If he wanted her to, okay by her.
“Sure,” she said, grinning up at him. She couldn’t stop smiling. Didn’t want to stop smiling. “Why are you here?”
He frowned at her and paused for a long moment. Apparently, he’d had his speech all worked out and she was throwing him a loop.
“Kathy?” her mother said.
“Mom, this is Brian Haley and his daughter, Maegan.” She never took her eyes off the tall marine in full uniform. “Brian, this is my mom, Spring, and my stepfather, Frank.”
He glanced their way and said, “Nice to meet you, folks.” Then he handed Maegan to a surprised Spring. “Would you mind, ma’am.”
“Not at all,” she said, and immediately jiggled the little girl while keeping her interested gaze fixed on her daughter and the marine.
Brian set both hands on Kathy’s shoulders and pulled her so close that she was forced to tilt her head right back just to look at him. He’d been planning this speech for hours, but now that he was here, he knew the most important thing in the world was just to kiss her.

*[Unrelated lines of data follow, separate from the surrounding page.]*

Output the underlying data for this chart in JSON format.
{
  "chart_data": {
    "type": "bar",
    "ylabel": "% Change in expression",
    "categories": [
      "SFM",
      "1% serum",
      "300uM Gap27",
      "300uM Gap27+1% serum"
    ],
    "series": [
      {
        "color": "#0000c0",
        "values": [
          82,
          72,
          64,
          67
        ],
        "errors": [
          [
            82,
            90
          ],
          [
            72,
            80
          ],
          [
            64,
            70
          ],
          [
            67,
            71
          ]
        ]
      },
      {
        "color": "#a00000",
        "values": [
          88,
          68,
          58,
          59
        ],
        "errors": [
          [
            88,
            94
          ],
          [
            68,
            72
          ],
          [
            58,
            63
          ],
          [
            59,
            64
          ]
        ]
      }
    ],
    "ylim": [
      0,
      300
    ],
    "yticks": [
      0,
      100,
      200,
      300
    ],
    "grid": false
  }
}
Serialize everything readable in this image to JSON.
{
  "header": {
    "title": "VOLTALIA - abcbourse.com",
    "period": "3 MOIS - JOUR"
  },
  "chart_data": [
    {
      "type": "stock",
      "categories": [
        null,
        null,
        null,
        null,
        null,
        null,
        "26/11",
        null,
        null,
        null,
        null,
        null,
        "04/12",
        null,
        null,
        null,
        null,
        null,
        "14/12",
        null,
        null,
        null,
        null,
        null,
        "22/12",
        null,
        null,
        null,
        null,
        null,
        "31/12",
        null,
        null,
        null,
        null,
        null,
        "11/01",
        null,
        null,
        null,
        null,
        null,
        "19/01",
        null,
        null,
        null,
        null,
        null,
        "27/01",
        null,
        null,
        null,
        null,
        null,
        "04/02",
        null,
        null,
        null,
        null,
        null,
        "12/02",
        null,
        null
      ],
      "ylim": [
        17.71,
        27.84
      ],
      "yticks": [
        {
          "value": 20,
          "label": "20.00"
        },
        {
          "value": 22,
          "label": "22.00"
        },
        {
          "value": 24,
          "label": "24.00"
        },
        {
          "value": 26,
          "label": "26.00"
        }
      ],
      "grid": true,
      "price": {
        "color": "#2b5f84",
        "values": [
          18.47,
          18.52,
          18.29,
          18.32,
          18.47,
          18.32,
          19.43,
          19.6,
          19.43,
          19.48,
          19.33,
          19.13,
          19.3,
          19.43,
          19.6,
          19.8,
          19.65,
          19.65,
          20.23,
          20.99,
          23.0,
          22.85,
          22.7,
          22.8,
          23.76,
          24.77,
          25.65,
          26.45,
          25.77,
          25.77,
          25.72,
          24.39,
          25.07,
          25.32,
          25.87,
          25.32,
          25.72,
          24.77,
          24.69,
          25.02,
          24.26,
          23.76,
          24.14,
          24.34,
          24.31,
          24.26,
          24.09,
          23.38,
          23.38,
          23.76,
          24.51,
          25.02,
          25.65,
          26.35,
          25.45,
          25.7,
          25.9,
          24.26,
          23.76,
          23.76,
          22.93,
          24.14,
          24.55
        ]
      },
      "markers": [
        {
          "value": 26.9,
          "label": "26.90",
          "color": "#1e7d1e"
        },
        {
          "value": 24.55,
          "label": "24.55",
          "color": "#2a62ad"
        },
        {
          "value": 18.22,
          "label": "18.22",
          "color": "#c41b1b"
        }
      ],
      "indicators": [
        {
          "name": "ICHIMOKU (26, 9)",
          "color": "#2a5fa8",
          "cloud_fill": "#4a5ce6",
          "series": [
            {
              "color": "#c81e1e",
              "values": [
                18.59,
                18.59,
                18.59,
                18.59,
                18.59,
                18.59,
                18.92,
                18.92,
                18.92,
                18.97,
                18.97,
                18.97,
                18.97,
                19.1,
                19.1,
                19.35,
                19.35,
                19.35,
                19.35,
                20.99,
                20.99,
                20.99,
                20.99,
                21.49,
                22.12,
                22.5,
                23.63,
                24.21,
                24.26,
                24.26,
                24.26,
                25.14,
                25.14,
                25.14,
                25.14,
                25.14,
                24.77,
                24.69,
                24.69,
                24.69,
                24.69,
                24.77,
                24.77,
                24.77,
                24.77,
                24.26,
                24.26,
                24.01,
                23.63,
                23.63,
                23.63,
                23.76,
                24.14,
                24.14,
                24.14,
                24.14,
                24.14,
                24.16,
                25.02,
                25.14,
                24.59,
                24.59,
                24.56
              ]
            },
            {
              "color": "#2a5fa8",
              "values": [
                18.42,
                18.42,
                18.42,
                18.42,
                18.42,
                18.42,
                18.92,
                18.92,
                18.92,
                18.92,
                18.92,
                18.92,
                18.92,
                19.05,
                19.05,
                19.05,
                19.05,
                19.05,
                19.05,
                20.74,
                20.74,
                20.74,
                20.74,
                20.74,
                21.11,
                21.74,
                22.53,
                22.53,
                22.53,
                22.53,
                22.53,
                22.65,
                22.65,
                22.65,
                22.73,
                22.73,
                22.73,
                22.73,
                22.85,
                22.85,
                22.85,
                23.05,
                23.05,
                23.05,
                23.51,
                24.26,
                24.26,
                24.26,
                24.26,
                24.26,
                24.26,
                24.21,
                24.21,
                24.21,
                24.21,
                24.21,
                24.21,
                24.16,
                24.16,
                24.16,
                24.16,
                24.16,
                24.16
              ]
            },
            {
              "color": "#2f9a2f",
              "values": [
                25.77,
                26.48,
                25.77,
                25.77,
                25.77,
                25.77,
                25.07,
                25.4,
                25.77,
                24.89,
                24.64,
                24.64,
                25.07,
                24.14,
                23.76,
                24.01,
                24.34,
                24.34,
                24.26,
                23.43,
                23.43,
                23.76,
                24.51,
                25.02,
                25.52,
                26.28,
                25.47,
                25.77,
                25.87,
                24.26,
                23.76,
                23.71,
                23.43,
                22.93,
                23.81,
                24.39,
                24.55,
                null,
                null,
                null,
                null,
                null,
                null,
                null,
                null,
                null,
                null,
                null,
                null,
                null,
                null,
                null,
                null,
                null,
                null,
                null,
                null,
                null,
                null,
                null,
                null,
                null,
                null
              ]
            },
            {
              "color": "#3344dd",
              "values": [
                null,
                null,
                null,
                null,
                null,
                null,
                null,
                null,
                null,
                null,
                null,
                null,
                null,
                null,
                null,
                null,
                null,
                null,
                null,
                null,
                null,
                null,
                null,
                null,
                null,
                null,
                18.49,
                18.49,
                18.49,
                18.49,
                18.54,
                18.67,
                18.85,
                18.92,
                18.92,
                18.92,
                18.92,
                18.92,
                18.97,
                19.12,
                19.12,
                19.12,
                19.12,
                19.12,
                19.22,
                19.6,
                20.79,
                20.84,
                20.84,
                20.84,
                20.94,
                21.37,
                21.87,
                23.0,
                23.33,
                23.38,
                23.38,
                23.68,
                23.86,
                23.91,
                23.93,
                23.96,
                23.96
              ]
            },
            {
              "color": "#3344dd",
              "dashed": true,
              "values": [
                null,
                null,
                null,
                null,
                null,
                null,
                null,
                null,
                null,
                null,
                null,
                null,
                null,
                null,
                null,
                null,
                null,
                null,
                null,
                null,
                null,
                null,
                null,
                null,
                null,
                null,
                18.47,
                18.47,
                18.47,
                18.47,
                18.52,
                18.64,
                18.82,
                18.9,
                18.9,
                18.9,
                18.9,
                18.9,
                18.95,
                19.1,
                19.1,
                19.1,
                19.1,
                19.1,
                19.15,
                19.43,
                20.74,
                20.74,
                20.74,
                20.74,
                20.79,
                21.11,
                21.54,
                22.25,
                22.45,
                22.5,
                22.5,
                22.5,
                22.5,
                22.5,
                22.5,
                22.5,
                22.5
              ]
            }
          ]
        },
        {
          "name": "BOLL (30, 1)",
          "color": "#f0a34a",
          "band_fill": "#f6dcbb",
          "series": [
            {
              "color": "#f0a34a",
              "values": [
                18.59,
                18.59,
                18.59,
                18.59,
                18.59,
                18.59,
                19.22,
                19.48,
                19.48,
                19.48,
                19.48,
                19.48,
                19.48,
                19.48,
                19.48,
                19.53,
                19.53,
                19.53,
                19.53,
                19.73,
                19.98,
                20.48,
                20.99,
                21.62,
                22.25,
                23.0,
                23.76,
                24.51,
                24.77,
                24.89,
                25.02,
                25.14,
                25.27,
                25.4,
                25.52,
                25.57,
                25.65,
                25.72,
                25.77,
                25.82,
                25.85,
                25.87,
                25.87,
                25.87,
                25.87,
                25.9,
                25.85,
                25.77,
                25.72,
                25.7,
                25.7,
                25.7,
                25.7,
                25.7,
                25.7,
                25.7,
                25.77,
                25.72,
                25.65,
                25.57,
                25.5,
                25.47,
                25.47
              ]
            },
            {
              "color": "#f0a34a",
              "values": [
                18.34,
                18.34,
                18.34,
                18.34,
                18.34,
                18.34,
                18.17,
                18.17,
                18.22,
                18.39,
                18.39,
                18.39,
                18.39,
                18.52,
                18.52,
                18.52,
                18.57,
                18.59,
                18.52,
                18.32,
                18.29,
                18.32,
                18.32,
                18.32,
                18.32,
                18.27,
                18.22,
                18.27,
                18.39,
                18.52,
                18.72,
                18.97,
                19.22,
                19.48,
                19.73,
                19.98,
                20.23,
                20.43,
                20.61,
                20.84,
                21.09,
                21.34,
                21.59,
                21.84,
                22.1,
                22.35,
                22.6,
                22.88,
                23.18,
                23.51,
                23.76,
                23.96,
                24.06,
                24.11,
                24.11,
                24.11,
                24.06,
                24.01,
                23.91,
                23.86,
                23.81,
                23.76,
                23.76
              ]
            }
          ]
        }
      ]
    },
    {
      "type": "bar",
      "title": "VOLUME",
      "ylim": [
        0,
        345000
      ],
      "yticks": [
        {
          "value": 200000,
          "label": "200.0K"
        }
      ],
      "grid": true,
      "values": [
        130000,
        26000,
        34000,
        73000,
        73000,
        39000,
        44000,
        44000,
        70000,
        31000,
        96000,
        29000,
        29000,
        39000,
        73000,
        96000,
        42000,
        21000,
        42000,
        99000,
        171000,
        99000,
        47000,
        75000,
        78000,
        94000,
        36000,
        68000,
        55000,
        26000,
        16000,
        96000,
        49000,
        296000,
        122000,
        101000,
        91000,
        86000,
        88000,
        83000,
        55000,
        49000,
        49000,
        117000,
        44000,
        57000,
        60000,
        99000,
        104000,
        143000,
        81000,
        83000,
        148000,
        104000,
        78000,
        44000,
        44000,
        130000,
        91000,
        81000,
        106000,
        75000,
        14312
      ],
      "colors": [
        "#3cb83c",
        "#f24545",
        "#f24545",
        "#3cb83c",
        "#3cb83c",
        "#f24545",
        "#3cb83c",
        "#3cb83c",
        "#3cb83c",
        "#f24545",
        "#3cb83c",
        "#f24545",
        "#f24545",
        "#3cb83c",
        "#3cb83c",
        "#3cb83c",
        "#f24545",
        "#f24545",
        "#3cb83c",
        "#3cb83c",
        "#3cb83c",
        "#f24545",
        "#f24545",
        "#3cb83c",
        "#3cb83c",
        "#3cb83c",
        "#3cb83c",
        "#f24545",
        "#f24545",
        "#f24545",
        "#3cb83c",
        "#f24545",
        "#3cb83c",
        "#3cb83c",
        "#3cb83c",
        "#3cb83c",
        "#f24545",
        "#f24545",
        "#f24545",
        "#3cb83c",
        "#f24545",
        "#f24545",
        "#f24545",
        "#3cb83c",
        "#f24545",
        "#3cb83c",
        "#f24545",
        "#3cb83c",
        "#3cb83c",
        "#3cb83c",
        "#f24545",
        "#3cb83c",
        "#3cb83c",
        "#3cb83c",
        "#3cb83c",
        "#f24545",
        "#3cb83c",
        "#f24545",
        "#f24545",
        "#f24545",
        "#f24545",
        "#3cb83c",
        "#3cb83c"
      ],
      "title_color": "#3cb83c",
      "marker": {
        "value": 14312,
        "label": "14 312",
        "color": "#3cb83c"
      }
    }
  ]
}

Bending his head, he took her mouth in a deep, soul-searing kiss that branded her as completely as it did him. As if he was leaving his last mark on the earth, he gave her everything he had to give and tried to tell her without words just what she meant to him. And after a small eternity passed, he lifted his head and looked down into her dazed, brown eyes.
“Oh, Brian…”
“Nope,” he said quickly, interrupting her. “My turn to talk.”
“But…” She smiled and Brian’s heart ached.